British parents will be able to request the cancellation of the passports of their older teenage children if they have fears that they are being radicalized and might travel abroad to join a terrorist group, Prime Minister David Cameron will announce on Monday.

Parents already have had the ability to request the cancellation of the passports of their children aged under 16—a measure that Cameron's office said has been used a number of times, according to the BBC—and new proposals extend the measure to children aged 17 and under.

The aim of the extension of the power is to prevent teenagers traveling to join terrorist groups, particularly in Iraq and Syria, such as ISIS and Al-Qaeda-linked groups such as the Nusra Front.

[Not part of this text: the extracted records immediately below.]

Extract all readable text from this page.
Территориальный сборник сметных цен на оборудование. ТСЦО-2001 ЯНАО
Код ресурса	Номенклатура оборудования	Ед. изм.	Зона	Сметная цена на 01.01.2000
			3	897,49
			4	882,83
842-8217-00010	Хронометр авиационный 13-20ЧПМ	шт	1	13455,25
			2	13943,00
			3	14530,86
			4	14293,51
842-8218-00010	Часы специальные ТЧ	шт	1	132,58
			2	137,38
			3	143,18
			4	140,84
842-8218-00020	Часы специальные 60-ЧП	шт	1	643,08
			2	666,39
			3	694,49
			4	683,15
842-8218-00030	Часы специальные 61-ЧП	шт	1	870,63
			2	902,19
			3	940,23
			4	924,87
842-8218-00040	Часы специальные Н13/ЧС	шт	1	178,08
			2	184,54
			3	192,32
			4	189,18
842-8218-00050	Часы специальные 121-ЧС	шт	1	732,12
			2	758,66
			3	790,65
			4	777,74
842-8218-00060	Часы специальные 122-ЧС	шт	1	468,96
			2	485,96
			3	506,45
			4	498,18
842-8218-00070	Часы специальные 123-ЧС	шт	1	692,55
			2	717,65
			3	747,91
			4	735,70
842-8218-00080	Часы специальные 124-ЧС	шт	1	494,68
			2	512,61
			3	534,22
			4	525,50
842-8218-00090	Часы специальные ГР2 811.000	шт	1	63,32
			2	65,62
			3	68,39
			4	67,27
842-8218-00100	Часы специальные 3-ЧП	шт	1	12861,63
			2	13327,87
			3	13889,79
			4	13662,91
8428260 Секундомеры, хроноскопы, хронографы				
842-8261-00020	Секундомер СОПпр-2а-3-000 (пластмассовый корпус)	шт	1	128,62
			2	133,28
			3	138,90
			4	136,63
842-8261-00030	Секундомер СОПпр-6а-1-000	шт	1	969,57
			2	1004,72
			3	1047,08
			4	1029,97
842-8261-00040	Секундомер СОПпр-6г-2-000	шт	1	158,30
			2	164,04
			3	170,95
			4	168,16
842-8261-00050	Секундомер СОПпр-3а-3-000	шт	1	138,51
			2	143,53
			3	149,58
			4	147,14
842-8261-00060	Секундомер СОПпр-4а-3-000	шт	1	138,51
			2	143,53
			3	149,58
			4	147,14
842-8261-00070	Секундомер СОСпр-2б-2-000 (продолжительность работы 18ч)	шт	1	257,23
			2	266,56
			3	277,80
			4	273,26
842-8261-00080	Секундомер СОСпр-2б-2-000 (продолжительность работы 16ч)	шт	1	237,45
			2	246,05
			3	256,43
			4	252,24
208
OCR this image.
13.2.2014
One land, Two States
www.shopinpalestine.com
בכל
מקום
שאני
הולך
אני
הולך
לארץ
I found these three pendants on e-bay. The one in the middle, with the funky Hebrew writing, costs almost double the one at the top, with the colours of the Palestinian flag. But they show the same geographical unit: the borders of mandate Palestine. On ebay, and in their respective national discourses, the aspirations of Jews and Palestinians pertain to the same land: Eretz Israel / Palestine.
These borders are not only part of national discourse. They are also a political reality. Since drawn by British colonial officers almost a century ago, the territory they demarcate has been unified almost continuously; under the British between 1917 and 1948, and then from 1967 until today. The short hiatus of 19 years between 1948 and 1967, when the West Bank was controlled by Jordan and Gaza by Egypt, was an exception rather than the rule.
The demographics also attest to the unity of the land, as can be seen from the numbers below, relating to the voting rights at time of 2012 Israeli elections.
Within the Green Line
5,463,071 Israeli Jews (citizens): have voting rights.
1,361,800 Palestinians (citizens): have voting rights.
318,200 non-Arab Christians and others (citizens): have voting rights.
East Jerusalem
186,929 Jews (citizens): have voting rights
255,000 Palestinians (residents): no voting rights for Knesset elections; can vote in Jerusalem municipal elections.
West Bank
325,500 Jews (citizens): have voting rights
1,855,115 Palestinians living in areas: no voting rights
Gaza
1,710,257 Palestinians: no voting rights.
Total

"The government's new 'Counter-Extremism Strategy' is a clear signal of the choice we have made to take on this poisonous ideology with resolve, determination and the goal of building a greater Britain," Cameron will say in his speech, Reuters reported.

"And a key part of this new approach is going further to protect children and vulnerable people from the risk of radicalization by empowering parents and public institutions with all the advice, tools and practical support they need."

Cameron will also announce that any British national with a conviction for extremist activity will be outlawed from working with children.

On Sunday, Cameron announced an extra 5 million pounds ($7.72 million) in funding for moderate Muslim groups and charities identified as attempting to prevent the spread of radical Islamist "poison" in British communities.

Writing in The Times of London on Monday, Cameron said that radical Islamists threaten Britain's security and its "multi-racial, multi-faith democracy" and pledged to confront them "wherever we find them."

Cameron wrote: "Today, we publish our counter-extremism strategy. It sets out our plan to tackle this poison on every level: to counter the ideology that underpins it; to take on both the violent and non-violent parts of the creed; to empower the mainstream voices that are too often drowned out; and to tackle the alienation and segregation that can allow extremist narratives to take root."

Since the start of the Syrian civil war in March 2011, between 500-600 British nationals have travelled to join radical Islamist groups in Syria and Iraq, figures from the International Center for the Study of Radicalization and Political Violence (ICSR) showed in January.

In 2015 so far, there have been 338 counter-terror arrests in Britain, with 56 of those arrested younger than 20-years-old, according to police figures seen by Reuters.